Bill se alejó en la dirección del estanque. Esta vez sí que la vida se ponía interesante. Concebir para el presente inmediato un programa más atrayente hubiera sido difícil. Ante todo, emboscarse para acechar los movimientos de Cayley. A un centenar de yardas del estanque se alzaba, poco más o menos a la misma altura, un pequeño tallar. Se introduciría por detrás, arrastrándose, sin hacer crujir la menor rama; luego, avanzando con el vientre a tierra hasta la linde, arriesgaría una ojeada para observar lo que ocurría abajo. Era así como solían proceder los héroes de las novelas que había leído. ¡Tan a menudo había sentido deseos de imitarlos! Pero hasta ahora las ocasiones no se le habían ofrecido. Al presente le había llegado la vez… ¡Qué júbilo! Después, cuando volviera a la casa sin ser visto y diera a Antonio cuenta de su expedición, irían a explorar el pasaje secreto. ¡Nueva alegría!

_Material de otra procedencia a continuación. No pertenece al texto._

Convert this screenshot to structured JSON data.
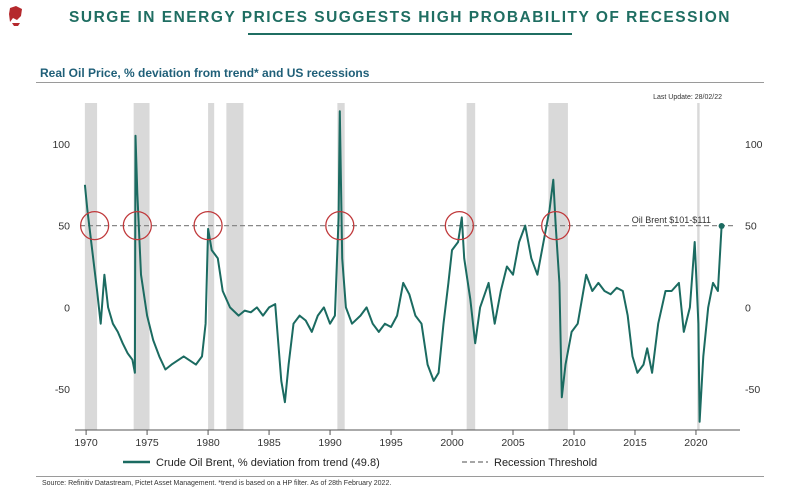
{
  "header": {
    "title": "SURGE IN ENERGY PRICES SUGGESTS HIGH PROBABILITY OF RECESSION"
  },
  "colors": {
    "accent": "#1f6e62",
    "series": "#1b6b61",
    "recession_band": "#d9d9d9",
    "circle": "#c0393b"
  },
  "footer": {
    "source": "Source: Refinitiv Datastream, Pictet Asset Management. *trend is based on a HP filter. As of 28th February 2022."
  },
  "chart_data": {
    "type": "line",
    "title": "Real Oil Price, % deviation from trend* and US recessions",
    "update_note": "Last Update: 28/02/22",
    "xlabel": "",
    "ylabel": "",
    "xlim": [
      1969.5,
      2023.2
    ],
    "ylim": [
      -75,
      125
    ],
    "x_ticks": [
      1970,
      1975,
      1980,
      1985,
      1990,
      1995,
      2000,
      2005,
      2010,
      2015,
      2020
    ],
    "y_ticks": [
      -50,
      0,
      50,
      100
    ],
    "grid": false,
    "legend_position": "bottom",
    "recessions": [
      [
        1969.9,
        1970.9
      ],
      [
        1973.9,
        1975.2
      ],
      [
        1980.0,
        1980.5
      ],
      [
        1981.5,
        1982.9
      ],
      [
        1990.6,
        1991.2
      ],
      [
        2001.2,
        2001.9
      ],
      [
        2007.9,
        2009.5
      ],
      [
        2020.1,
        2020.3
      ]
    ],
    "highlighted_points": [
      {
        "x": 1970.7,
        "y": 50
      },
      {
        "x": 1974.2,
        "y": 50
      },
      {
        "x": 1980.0,
        "y": 50
      },
      {
        "x": 1990.8,
        "y": 50
      },
      {
        "x": 2000.6,
        "y": 50
      },
      {
        "x": 2008.5,
        "y": 50
      }
    ],
    "annotation": {
      "text": "Oil Brent $101-$111",
      "x": 2022.2,
      "y": 50
    },
    "series": [
      {
        "name": "Crude Oil Brent, % deviation from trend (49.8)",
        "x": [
          1969.9,
          1970.1,
          1970.5,
          1970.9,
          1971.2,
          1971.5,
          1971.8,
          1972.2,
          1972.6,
          1973.0,
          1973.4,
          1973.8,
          1974.0,
          1974.05,
          1974.2,
          1974.5,
          1975.0,
          1975.5,
          1976.0,
          1976.5,
          1977.0,
          1978.0,
          1979.0,
          1979.5,
          1979.8,
          1980.0,
          1980.3,
          1980.8,
          1981.2,
          1981.8,
          1982.5,
          1983.0,
          1983.5,
          1984.0,
          1984.5,
          1985.0,
          1985.5,
          1986.0,
          1986.3,
          1986.6,
          1987.0,
          1987.5,
          1988.0,
          1988.5,
          1989.0,
          1989.5,
          1990.0,
          1990.4,
          1990.7,
          1990.8,
          1991.0,
          1991.3,
          1991.8,
          1992.5,
          1993.0,
          1993.5,
          1994.0,
          1994.5,
          1995.0,
          1995.5,
          1996.0,
          1996.5,
          1997.0,
          1997.5,
          1998.0,
          1998.5,
          1998.9,
          1999.3,
          1999.7,
          2000.0,
          2000.5,
          2000.8,
          2001.0,
          2001.5,
          2001.9,
          2002.3,
          2003.0,
          2003.5,
          2004.0,
          2004.5,
          2005.0,
          2005.5,
          2006.0,
          2006.5,
          2007.0,
          2007.5,
          2008.0,
          2008.3,
          2008.5,
          2008.8,
          2009.0,
          2009.3,
          2009.8,
          2010.3,
          2011.0,
          2011.5,
          2012.0,
          2012.5,
          2013.0,
          2013.5,
          2014.0,
          2014.4,
          2014.8,
          2015.2,
          2015.7,
          2016.0,
          2016.4,
          2016.9,
          2017.5,
          2018.0,
          2018.6,
          2019.0,
          2019.5,
          2019.9,
          2020.2,
          2020.3,
          2020.6,
          2021.0,
          2021.4,
          2021.8,
          2022.1
        ],
        "values": [
          75,
          60,
          35,
          10,
          -10,
          20,
          0,
          -10,
          -15,
          -22,
          -28,
          -32,
          -40,
          105,
          70,
          20,
          -5,
          -20,
          -30,
          -38,
          -35,
          -30,
          -35,
          -30,
          -10,
          48,
          35,
          30,
          10,
          0,
          -5,
          -2,
          -3,
          0,
          -5,
          0,
          2,
          -45,
          -58,
          -35,
          -10,
          -5,
          -8,
          -15,
          -5,
          0,
          -10,
          -5,
          55,
          120,
          30,
          0,
          -10,
          -5,
          0,
          -10,
          -15,
          -10,
          -12,
          -5,
          15,
          8,
          -5,
          -10,
          -35,
          -45,
          -40,
          -10,
          15,
          35,
          40,
          55,
          30,
          5,
          -22,
          0,
          15,
          -10,
          10,
          25,
          20,
          40,
          50,
          30,
          20,
          40,
          60,
          78,
          50,
          15,
          -55,
          -35,
          -15,
          -10,
          20,
          10,
          15,
          10,
          8,
          12,
          10,
          -5,
          -30,
          -40,
          -35,
          -25,
          -40,
          -10,
          10,
          10,
          15,
          -15,
          0,
          40,
          -10,
          -70,
          -30,
          0,
          15,
          10,
          49.8
        ]
      },
      {
        "name": "Recession Threshold",
        "x": [
          1969.5,
          2023.2
        ],
        "values": [
          50,
          50
        ]
      }
    ]
  }
}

Cierto que parecía indudable que no había probabilidad de descubrir un tesoro; pero podía haber indicios reveladores, sorpresas. Aun cuando no se hallase nada, un pasaje secreto, un misterioso lugar en que mil cosas extraordinarias pueden ocurrir. Después de eso, aquella magnífica jornada no habría aún concluido: irían al estanque, esa noche; verían a Cayley, al claro de luna, ocupado en hacer desaparecer en el silencio de las aguas… ¿qué? ¿Un revólver? U otra cosa. ¡No importaba! Estarían allí y lo sabrían. ¡Cómo sería de divertido!
Para Antonio, que era de más edad y comprendía mejor la gravedad de las circunstancias, no era "divertido" la palabra apropiada, sino más bien "maravillosamente interesante". Veía ahora con bastante claridad un cierto número de elementos del problema, pero uno por uno, sin llegar a reunirlos en un conjunto. Tenía esa impresión que se experimentaba cuando se quiere examinar un ópalo: vese a cada movimiento cambiar el color y nacer nuevos reflejos, pero no se consigue ver el ópalo mismo. Era como un hombre que quiere acomodar el centro de un aparato óptico a su campo visual y no da con el punto preciso. Siempre demasiado lejos o demasiado cerca, se fatiga los ojos en un esfuerzo excesivo, luego su vista se nubla, la acomodación se resiste. Su cerebro no asía el hilo que le hubiera permitido coordinar todos aquellos elementos fugitivos y dispares.
Empero, por momentos, le parecía tener casi la solución… pero enseguida se le deslizaba ésta, se fundía, se evaporaba. Conocía la vida mejor que Bill; no obstante, hasta entonces, nunca se había visto mezclado a un caso criminal. El misterio, que ahora le obsesionaba, que lo espantaba a la vez que lo atraía, no era uno de esos crímenes vulgares que cualquiera puede cometer en un momento de cólera o de extravío; era algo mucho más horrible, demasiado horrible para ser real. Era menester, sin embargo, descubrir la verdad. Hizo un supremo esfuerzo… Pero no, aquella verdad se substraía a sus tentativas, la convergencia no se realizaba.
—Es inútil que me esfuerce así; renuncio a este método; por el momento al menos —dijo en alta voz, dirigiéndose a la casa—. Más vale que me contente con recoger hechos e impresiones sin pretender prematuramente coordinarlos. Quizá un solo hecho, surgiendo espontáneamente, baste para proyectar un haz de luz sobre todo el resto.